Il y avait quelque chose, dans sa voix, qui alarma Harry. Celui-ci se redressa sur le coude et se pencha vers lui, inquiet.

-Ça va, Drago ?

-Si tu me lâches, je vais tomber…

-Tu ne tomberas pas, promit Harry. Je suis là, je te tiens, Drago. Je te tiens.

Il sentit sa main trembler contre la sienne.

-Accroche-toi à moi, et je te promets que tout ira bien.

Drago tourna brusquement son visage vers lui. Ses prunelles grises se plantèrent dans les siennes, et le souffle de Harry se figea dans sa poitrine. Il s'était attendu à tout, sauf à ça. Il avait l'impression d'avoir été brutalement projeté dans un autre espace-temps.

Drago Malefoy pleurait.

-Drago...

-J-j-je n'ai plus rien Harry… plus rien… à quoi bon m'accrocher ? A quoi bon me battre ? Il n'y a plus rien pour moi ici…

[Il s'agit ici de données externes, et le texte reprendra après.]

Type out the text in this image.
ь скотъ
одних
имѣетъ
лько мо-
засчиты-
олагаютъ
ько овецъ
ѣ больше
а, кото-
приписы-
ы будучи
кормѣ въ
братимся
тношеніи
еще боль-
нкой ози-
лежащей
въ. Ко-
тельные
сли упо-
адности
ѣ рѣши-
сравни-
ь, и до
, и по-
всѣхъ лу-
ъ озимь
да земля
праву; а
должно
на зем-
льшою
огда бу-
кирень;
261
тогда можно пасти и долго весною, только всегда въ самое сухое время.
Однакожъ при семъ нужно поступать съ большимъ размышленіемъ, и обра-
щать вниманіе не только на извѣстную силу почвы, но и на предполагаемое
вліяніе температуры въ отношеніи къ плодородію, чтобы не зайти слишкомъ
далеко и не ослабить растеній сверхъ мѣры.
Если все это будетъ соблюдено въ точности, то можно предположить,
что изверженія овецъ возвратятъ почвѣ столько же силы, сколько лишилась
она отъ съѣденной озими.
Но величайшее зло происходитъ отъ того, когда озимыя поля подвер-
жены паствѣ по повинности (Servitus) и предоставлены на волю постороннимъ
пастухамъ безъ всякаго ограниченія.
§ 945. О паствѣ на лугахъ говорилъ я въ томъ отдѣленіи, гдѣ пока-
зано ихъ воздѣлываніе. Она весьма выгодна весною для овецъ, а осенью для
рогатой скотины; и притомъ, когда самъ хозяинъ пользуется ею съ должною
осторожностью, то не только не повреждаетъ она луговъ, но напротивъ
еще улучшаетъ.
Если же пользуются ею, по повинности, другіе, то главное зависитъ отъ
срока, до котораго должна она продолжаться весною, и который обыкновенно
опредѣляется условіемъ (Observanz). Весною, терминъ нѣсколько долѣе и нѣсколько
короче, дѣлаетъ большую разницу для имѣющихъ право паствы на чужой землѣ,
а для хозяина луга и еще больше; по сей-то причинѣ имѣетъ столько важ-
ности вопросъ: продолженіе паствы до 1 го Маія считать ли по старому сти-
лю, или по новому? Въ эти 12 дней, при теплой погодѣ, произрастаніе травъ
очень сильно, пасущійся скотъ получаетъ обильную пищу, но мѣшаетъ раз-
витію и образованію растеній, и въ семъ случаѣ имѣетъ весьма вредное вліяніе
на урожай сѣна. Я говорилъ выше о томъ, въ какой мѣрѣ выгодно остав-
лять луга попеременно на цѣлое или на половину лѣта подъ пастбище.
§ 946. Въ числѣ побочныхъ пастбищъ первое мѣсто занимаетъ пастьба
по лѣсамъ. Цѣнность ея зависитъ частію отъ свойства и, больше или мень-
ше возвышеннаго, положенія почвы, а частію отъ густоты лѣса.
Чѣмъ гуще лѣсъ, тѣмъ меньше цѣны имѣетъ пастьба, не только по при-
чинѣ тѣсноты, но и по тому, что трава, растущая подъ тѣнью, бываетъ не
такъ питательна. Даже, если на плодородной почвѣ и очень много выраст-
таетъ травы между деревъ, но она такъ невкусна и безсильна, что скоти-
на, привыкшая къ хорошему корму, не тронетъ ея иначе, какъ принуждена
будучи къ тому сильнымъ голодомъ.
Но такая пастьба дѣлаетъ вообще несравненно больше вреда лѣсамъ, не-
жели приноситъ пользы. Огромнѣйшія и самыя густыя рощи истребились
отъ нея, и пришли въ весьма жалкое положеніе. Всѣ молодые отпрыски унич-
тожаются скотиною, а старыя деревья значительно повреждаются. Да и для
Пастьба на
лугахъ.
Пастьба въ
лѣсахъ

Harry sentit quelque chose se briser dans sa poitrine. Il pressa la main de Drago, détestant sa propre impuissance face aux larmes qui roulaient silencieusement sur les joues du jeune homme. Il ne savait pas comment l'aider. Il ne savait pas quoi lui dire. Les mots se dérobaient sous sa langue, tous plus inutiles les uns que les autres. Que pouvait-on dire à quelqu'un qui venait d'affirmer qu'il ne voulait plus se battre ?

Peut-être que si Hermione avait été là, elle aurait trouvé les bons mots… elle aurait trouvé la formule magique qui l'aurait apaisé…

Mais il était seul. Il était le seul à pouvoir réparer les blessures qui écorchaient le coeur de son ennemi.

Alors puisqu'il n'avait pas les mots, Harry décida d'utiliser les gestes. Il se pencha vers Drago et, doucement, posa son front contre le sien.

-Je suis là, répéta-t-il, alors que leurs souffles alcoolisés se heurtaient avec douceur. Je suis là, et je t'aiderai à te battre.